- Born: Joan Williamson Stevens March 5, 1935 Steubenville, Ohio
- Died: October 31, 2020 (aged 85) Manhattan, New York City
- Education: Connecticut College
- Children: Robert Worth Bingham IV (died in 1999), Clara Bingham
- Parents: Edward Williamson Stevens (father); Helen Williamson Stevens (mother);

= Joan Bingham =

American editor (1935–2020)

Joan Bingham (March 5, 1935 – October 31, 2020) was a co-founder and long-time executive editor of independent publishing house Grove Atlantic.

==Biography==
Bingham was born in Steubenville, Ohio to Edward and Helen Williamson Stevens. Her father was the chief executive of United Oil Company in Pittsburgh. Bingham graduated in art history from Connecticut College in 1957 and received a master's in European history from Georgetown University in the 1980s.

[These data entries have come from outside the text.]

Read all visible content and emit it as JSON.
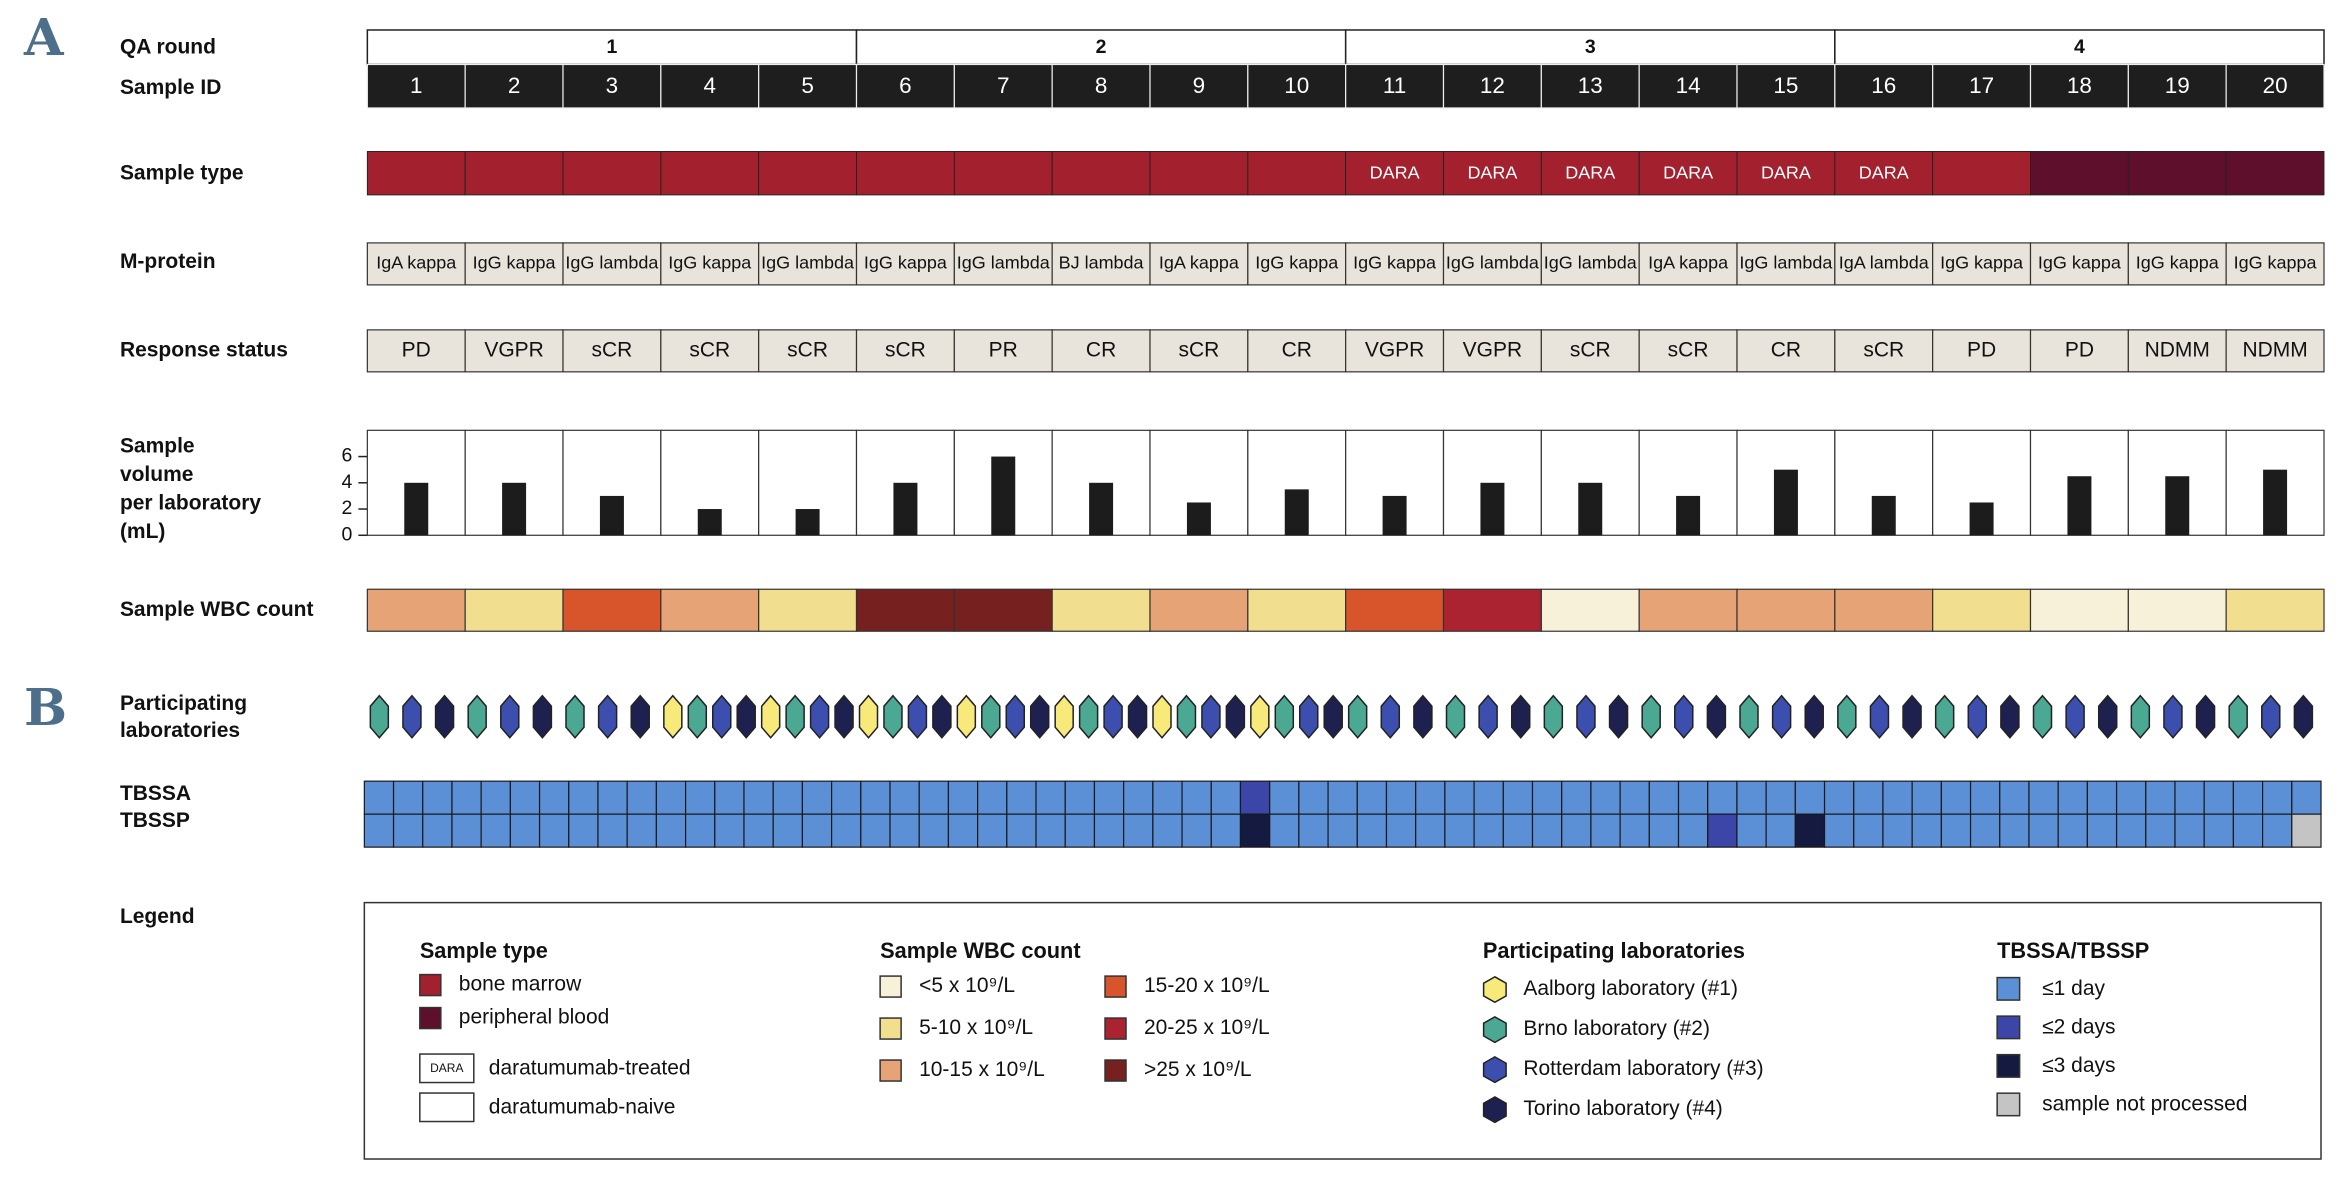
{
  "panels": [
    "A",
    "B"
  ],
  "rows": {
    "qa_round": "QA round",
    "sample_id": "Sample ID",
    "sample_type": "Sample type",
    "m_protein": "M-protein",
    "response": "Response status",
    "volume": [
      "Sample",
      "volume",
      "per laboratory",
      "(mL)"
    ],
    "wbc": "Sample WBC count",
    "labs": [
      "Participating",
      "laboratories"
    ],
    "tbssa": "TBSSA",
    "tbssp": "TBSSP",
    "legend": "Legend"
  },
  "qa_rounds": [
    "1",
    "2",
    "3",
    "4"
  ],
  "sample_ids": [
    "1",
    "2",
    "3",
    "4",
    "5",
    "6",
    "7",
    "8",
    "9",
    "10",
    "11",
    "12",
    "13",
    "14",
    "15",
    "16",
    "17",
    "18",
    "19",
    "20"
  ],
  "sample_type": [
    0,
    0,
    0,
    0,
    0,
    0,
    0,
    0,
    0,
    0,
    0,
    0,
    0,
    0,
    0,
    0,
    0,
    1,
    1,
    1
  ],
  "dara_tag": [
    null,
    null,
    null,
    null,
    null,
    null,
    null,
    null,
    null,
    null,
    "DARA",
    "DARA",
    "DARA",
    "DARA",
    "DARA",
    "DARA",
    null,
    null,
    null,
    null
  ],
  "m_protein": [
    "IgA kappa",
    "IgG kappa",
    "IgG lambda",
    "IgG kappa",
    "IgG lambda",
    "IgG kappa",
    "IgG lambda",
    "BJ lambda",
    "IgA kappa",
    "IgG kappa",
    "IgG kappa",
    "IgG lambda",
    "IgG lambda",
    "IgA kappa",
    "IgG lambda",
    "IgA lambda",
    "IgG kappa",
    "IgG kappa",
    "IgG kappa",
    "IgG kappa"
  ],
  "response": [
    "PD",
    "VGPR",
    "sCR",
    "sCR",
    "sCR",
    "sCR",
    "PR",
    "CR",
    "sCR",
    "CR",
    "VGPR",
    "VGPR",
    "sCR",
    "sCR",
    "CR",
    "sCR",
    "PD",
    "PD",
    "NDMM",
    "NDMM"
  ],
  "volume": {
    "type": "bar",
    "ylim": [
      0,
      8
    ],
    "yticks": [
      0,
      2,
      4,
      6
    ],
    "color": "#1c1c1c",
    "values": [
      4,
      4,
      3,
      2,
      2,
      4,
      6,
      4,
      2.5,
      3.5,
      3,
      4,
      4,
      3,
      5,
      3,
      2.5,
      4.5,
      4.5,
      5
    ]
  },
  "wbc": [
    2,
    1,
    3,
    2,
    1,
    5,
    5,
    1,
    2,
    1,
    3,
    4,
    0,
    2,
    2,
    2,
    1,
    0,
    0,
    1
  ],
  "labs": [
    [
      1,
      2,
      3
    ],
    [
      1,
      2,
      3
    ],
    [
      1,
      2,
      3
    ],
    [
      0,
      1,
      2,
      3
    ],
    [
      0,
      1,
      2,
      3
    ],
    [
      0,
      1,
      2,
      3
    ],
    [
      0,
      1,
      2,
      3
    ],
    [
      0,
      1,
      2,
      3
    ],
    [
      0,
      1,
      2,
      3
    ],
    [
      0,
      1,
      2,
      3
    ],
    [
      1,
      2,
      3
    ],
    [
      1,
      2,
      3
    ],
    [
      1,
      2,
      3
    ],
    [
      1,
      2,
      3
    ],
    [
      1,
      2,
      3
    ],
    [
      1,
      2,
      3
    ],
    [
      1,
      2,
      3
    ],
    [
      1,
      2,
      3
    ],
    [
      1,
      2,
      3
    ],
    [
      1,
      2,
      3
    ]
  ],
  "tbssa": [
    0,
    0,
    0,
    0,
    0,
    0,
    0,
    0,
    0,
    0,
    0,
    0,
    0,
    0,
    0,
    0,
    0,
    0,
    0,
    0,
    0,
    0,
    0,
    0,
    0,
    0,
    0,
    0,
    0,
    0,
    1,
    0,
    0,
    0,
    0,
    0,
    0,
    0,
    0,
    0,
    0,
    0,
    0,
    0,
    0,
    0,
    0,
    0,
    0,
    0,
    0,
    0,
    0,
    0,
    0,
    0,
    0,
    0,
    0,
    0,
    0,
    0,
    0,
    0,
    0,
    0,
    0
  ],
  "tbssp": [
    0,
    0,
    0,
    0,
    0,
    0,
    0,
    0,
    0,
    0,
    0,
    0,
    0,
    0,
    0,
    0,
    0,
    0,
    0,
    0,
    0,
    0,
    0,
    0,
    0,
    0,
    0,
    0,
    0,
    0,
    2,
    0,
    0,
    0,
    0,
    0,
    0,
    0,
    0,
    0,
    0,
    0,
    0,
    0,
    0,
    0,
    1,
    0,
    0,
    2,
    0,
    0,
    0,
    0,
    0,
    0,
    0,
    0,
    0,
    0,
    0,
    0,
    0,
    0,
    0,
    0,
    3
  ],
  "legend": {
    "sample_type": {
      "title": "Sample type",
      "items": [
        {
          "label": "bone marrow",
          "color": "#a3202f"
        },
        {
          "label": "peripheral blood",
          "color": "#5e0f2c"
        }
      ],
      "dara": [
        {
          "tag": "DARA",
          "label": "daratumumab-treated"
        },
        {
          "label": "daratumumab-naive"
        }
      ]
    },
    "wbc": {
      "title": "Sample WBC count",
      "items": [
        {
          "label": "<5 x 10⁹/L",
          "color": "#f8f1da"
        },
        {
          "label": "5-10 x 10⁹/L",
          "color": "#f2de8f"
        },
        {
          "label": "10-15 x 10⁹/L",
          "color": "#e6a375"
        },
        {
          "label": "15-20 x 10⁹/L",
          "color": "#d8542a"
        },
        {
          "label": "20-25 x 10⁹/L",
          "color": "#ab2330"
        },
        {
          "label": ">25 x 10⁹/L",
          "color": "#76201f"
        }
      ]
    },
    "labs": {
      "title": "Participating laboratories",
      "items": [
        {
          "label": "Aalborg laboratory (#1)",
          "color": "#f7ea7a"
        },
        {
          "label": "Brno laboratory (#2)",
          "color": "#4aa893"
        },
        {
          "label": "Rotterdam laboratory (#3)",
          "color": "#3d4fae"
        },
        {
          "label": "Torino laboratory (#4)",
          "color": "#1e2150"
        }
      ]
    },
    "tbss": {
      "title": "TBSSA/TBSSP",
      "items": [
        {
          "label": "≤1 day",
          "color": "#5b8fd6"
        },
        {
          "label": "≤2 days",
          "color": "#3c46a8"
        },
        {
          "label": "≤3 days",
          "color": "#151a40"
        },
        {
          "label": "sample not processed",
          "color": "#c4c4c4"
        }
      ]
    }
  }
}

Bingham married Robert Worth Bingham III in 1960. Robert died in a freak accident in 1966.

She was briefly married to George Packard in the late 1970s. James Chace was a long time companion of Bingham.

Bingham helped found the Grove Atlantic in 1993 and was instrumental in acquiring and publishing writers including Kiran Desai and Kay Ryan. Former colleague Juliet Nicolson described her as "an indefatigable champion for her authors".

Her son Robert died from a drug overdose in 1999.

She died in Manhattan from pneumonia.